Whole.

As my physical therapist sits opposite me at the end of the vinyl table I have been instructed to lay on, I know I now literally face my first real journey into the unknown.  The table feels so cold and sterile, except for the strangely comforting aroma of physical therapy creams that permeate through the room. With my legs stretched out, my therapist places his hands carefully one inch on either side of my right foot. “Kim, move your right foot out to tap my left hand.” Nothing moves. I try again. Still, nothing. I try one more time. Nothing moves. Sensing my frustration and being on the verge of tears, he reassures me that everything will be okay.

Reflecting on this first physical therapy session in August 2007, which occurred just weeks after the first two of four major surgeries, I could never imagine where I am today. With the odds stacked firmly against me, under the care of a podiatrist, orthopedic surgeon, neurologist and plastic surgeon - my crutches already an extension of my physical self - any hope of walking unassisted lay in the hands of future surgeries, physical therapy, and fate. Determined to recover, I returned to that same physical therapy table four days per week, for two years.  At the mercy of nerve generation, each session was tiring and disheartening; progress was both slow and limited.

Even as my physical therapy treatment concluded in 2009, I still walked with a limp, and I could not walk long distances. Adding to my discomfort I had to wear an ankle-foot orthotic (AFO) to even be able to walk down the street.
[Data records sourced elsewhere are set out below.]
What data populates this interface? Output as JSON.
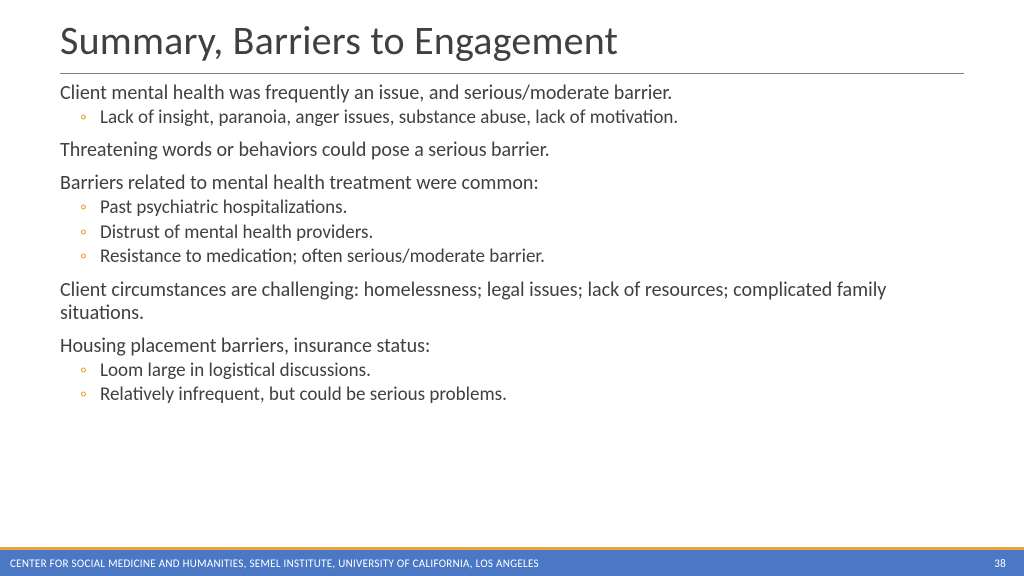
{
  "colors": {
    "bullet_accent": "#e8a33d",
    "footer_bg": "#4a78c4",
    "footer_accent": "#e8a33d",
    "text": "#404040",
    "rule": "#7f7f7f",
    "footer_text": "#ffffff",
    "background": "#ffffff"
  },
  "typography": {
    "title_fontsize": 40,
    "title_weight": 300,
    "section_fontsize": 20,
    "sub_fontsize": 19,
    "footer_fontsize": 11,
    "font_family": "Calibri"
  },
  "title": "Summary, Barriers to Engagement",
  "sections": [
    {
      "text": "Client mental health was frequently an issue, and serious/moderate barrier.",
      "subs": [
        "Lack of insight, paranoia, anger issues, substance abuse, lack of motivation."
      ]
    },
    {
      "text": "Threatening words or behaviors could pose a serious barrier.",
      "subs": []
    },
    {
      "text": "Barriers related to mental health treatment were common:",
      "subs": [
        "Past psychiatric hospitalizations.",
        "Distrust of mental health providers.",
        "Resistance to medication; often serious/moderate barrier."
      ]
    },
    {
      "text": "Client circumstances are challenging: homelessness; legal issues; lack of resources; complicated family situations.",
      "subs": []
    },
    {
      "text": "Housing placement barriers, insurance status:",
      "subs": [
        "Loom large in logistical discussions.",
        "Relatively infrequent, but could be serious problems."
      ]
    }
  ],
  "footer": {
    "org": "CENTER FOR SOCIAL MEDICINE AND HUMANITIES, SEMEL INSTITUTE, UNIVERSITY OF CALIFORNIA, LOS ANGELES",
    "page": "38"
  }
}
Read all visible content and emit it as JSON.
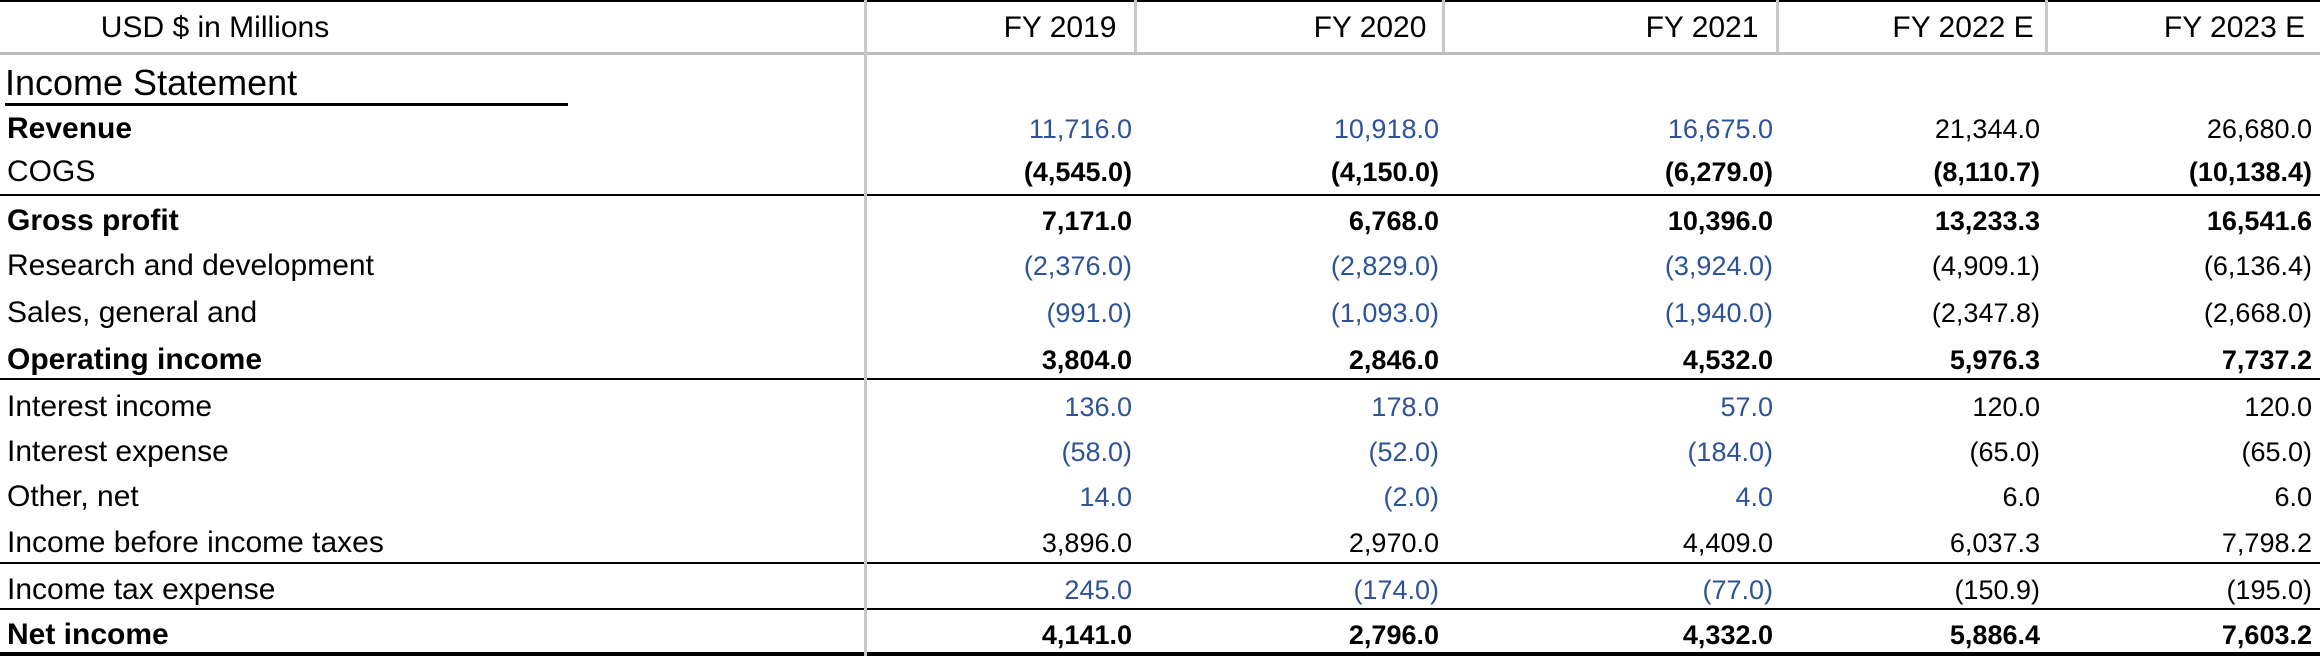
{
  "header": {
    "units_label": "USD $ in Millions",
    "years": [
      "FY 2019",
      "FY 2020",
      "FY 2021",
      "FY 2022 E",
      "FY 2023 E"
    ]
  },
  "section_title": "Income Statement",
  "rows": [
    {
      "label": "Revenue",
      "bold_label": true,
      "bold_values": false,
      "values": [
        "11,716.0",
        "10,918.0",
        "16,675.0",
        "21,344.0",
        "26,680.0"
      ],
      "blue": [
        true,
        true,
        true,
        false,
        false
      ]
    },
    {
      "label": "COGS",
      "bold_label": false,
      "bold_values": true,
      "values": [
        "(4,545.0)",
        "(4,150.0)",
        "(6,279.0)",
        "(8,110.7)",
        "(10,138.4)"
      ],
      "blue": [
        false,
        false,
        false,
        false,
        false
      ]
    },
    {
      "label": "Gross profit",
      "bold_label": true,
      "bold_values": true,
      "values": [
        "7,171.0",
        "6,768.0",
        "10,396.0",
        "13,233.3",
        "16,541.6"
      ],
      "blue": [
        false,
        false,
        false,
        false,
        false
      ]
    },
    {
      "label": "Research and development",
      "bold_label": false,
      "bold_values": false,
      "values": [
        "(2,376.0)",
        "(2,829.0)",
        "(3,924.0)",
        "(4,909.1)",
        "(6,136.4)"
      ],
      "blue": [
        true,
        true,
        true,
        false,
        false
      ]
    },
    {
      "label": "Sales, general and",
      "bold_label": false,
      "bold_values": false,
      "values": [
        "(991.0)",
        "(1,093.0)",
        "(1,940.0)",
        "(2,347.8)",
        "(2,668.0)"
      ],
      "blue": [
        true,
        true,
        true,
        false,
        false
      ]
    },
    {
      "label": "Operating income",
      "bold_label": true,
      "bold_values": true,
      "values": [
        "3,804.0",
        "2,846.0",
        "4,532.0",
        "5,976.3",
        "7,737.2"
      ],
      "blue": [
        false,
        false,
        false,
        false,
        false
      ]
    },
    {
      "label": "Interest income",
      "bold_label": false,
      "bold_values": false,
      "values": [
        "136.0",
        "178.0",
        "57.0",
        "120.0",
        "120.0"
      ],
      "blue": [
        true,
        true,
        true,
        false,
        false
      ]
    },
    {
      "label": "Interest expense",
      "bold_label": false,
      "bold_values": false,
      "values": [
        "(58.0)",
        "(52.0)",
        "(184.0)",
        "(65.0)",
        "(65.0)"
      ],
      "blue": [
        true,
        true,
        true,
        false,
        false
      ]
    },
    {
      "label": "Other, net",
      "bold_label": false,
      "bold_values": false,
      "values": [
        "14.0",
        "(2.0)",
        "4.0",
        "6.0",
        "6.0"
      ],
      "blue": [
        true,
        true,
        true,
        false,
        false
      ]
    },
    {
      "label": "Income before income taxes",
      "bold_label": false,
      "bold_values": false,
      "values": [
        "3,896.0",
        "2,970.0",
        "4,409.0",
        "6,037.3",
        "7,798.2"
      ],
      "blue": [
        false,
        false,
        false,
        false,
        false
      ]
    },
    {
      "label": "Income tax expense",
      "bold_label": false,
      "bold_values": false,
      "values": [
        "245.0",
        "(174.0)",
        "(77.0)",
        "(150.9)",
        "(195.0)"
      ],
      "blue": [
        true,
        true,
        true,
        false,
        false
      ]
    },
    {
      "label": "Net income",
      "bold_label": true,
      "bold_values": true,
      "values": [
        "4,141.0",
        "2,796.0",
        "4,332.0",
        "5,886.4",
        "7,603.2"
      ],
      "blue": [
        false,
        false,
        false,
        false,
        false
      ]
    }
  ]
}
I remember nervously starting work again for the first time since my injury and struggling with how to conceal my AFO, while maintaining some semblance of fashion sensibility. Everyday I would slide the white plastic sole of the AFO into the same pair of black leather sneakers, and wear a pair of loose fitting jeans that hid the plastic support attached to my calf muscle with white Velcro. Eventually I graduated to custom orthotics that fit discretely into any shoe.

Still, I longed to be reunited with that physical freedom I had been blessed with my entire life but had never truly appreciated. As a former ballerina, I was lucky to have avoided any major injury. My body - once a finely tuned machine that would do whatever I asked of it - no longer responded effortlessly.  I felt trapped and lost. In October 2009 I found myself drawn towards swimming as a way of seeking movement and joined a local pool in San Francisco. A decision that changed everything for me, the water became a haven for me, freeing me from that physical and mental confinement. Weightless in the water, I moved across the surface just like everyone else.  And while my technique was obviously lacking, I still made it to the other side of the pool, and back again. It certainly was not pretty, and it took me a little longer to finish my laps, but I did it. 

One month later I jumped in the San Francisco Bay with my friends Jordan and Mike, and never looked back.

What I did not realize over the course of the next six years is this: while swimming became a retreat filled with self-discovery, it also allowed me to conveniently ignore the physical limitations of my right leg. Ironically I embraced my aesthetic limitations - I absolutely love my scars. Those discolored patches across my leg are part of the fabric of my soul, reminding me that anything is possible.  But sporadic prompts in the form of excruciating nerve pain did little to force me to address the fact that my body was not whole.

Two months after my Farallon Islands swim, I could not walk comfortably up an iconic hill near my home in San Francisco. Shocked by how awkward and painful it felt, I knew I had to face what I had been dreading. I joined a gym and hired a trainer. I jokingly asked Jonathan to break me, yet after four months of weight training and strength exercises, he has rebuilt me. For the first time in almost nine years, my body feels nearly whole. My right leg is once again part of me.

Coincidentally I am currently experiencing my longest stretch of time without nerve pain. Three solid months and counting. And while there remains permanent nerve damage to my leg, and I still rely on custom orthotics to walk a distance more than 50 yards (so I am not exactly walking completely unassisted) I consider myself pretty lucky, all things considered. This afternoon I ran hill sprints up that same hill I struggled to walk up last October: a 39 second sprint up a 45 degree angle for 150 yards, to be exact. And it felt magic.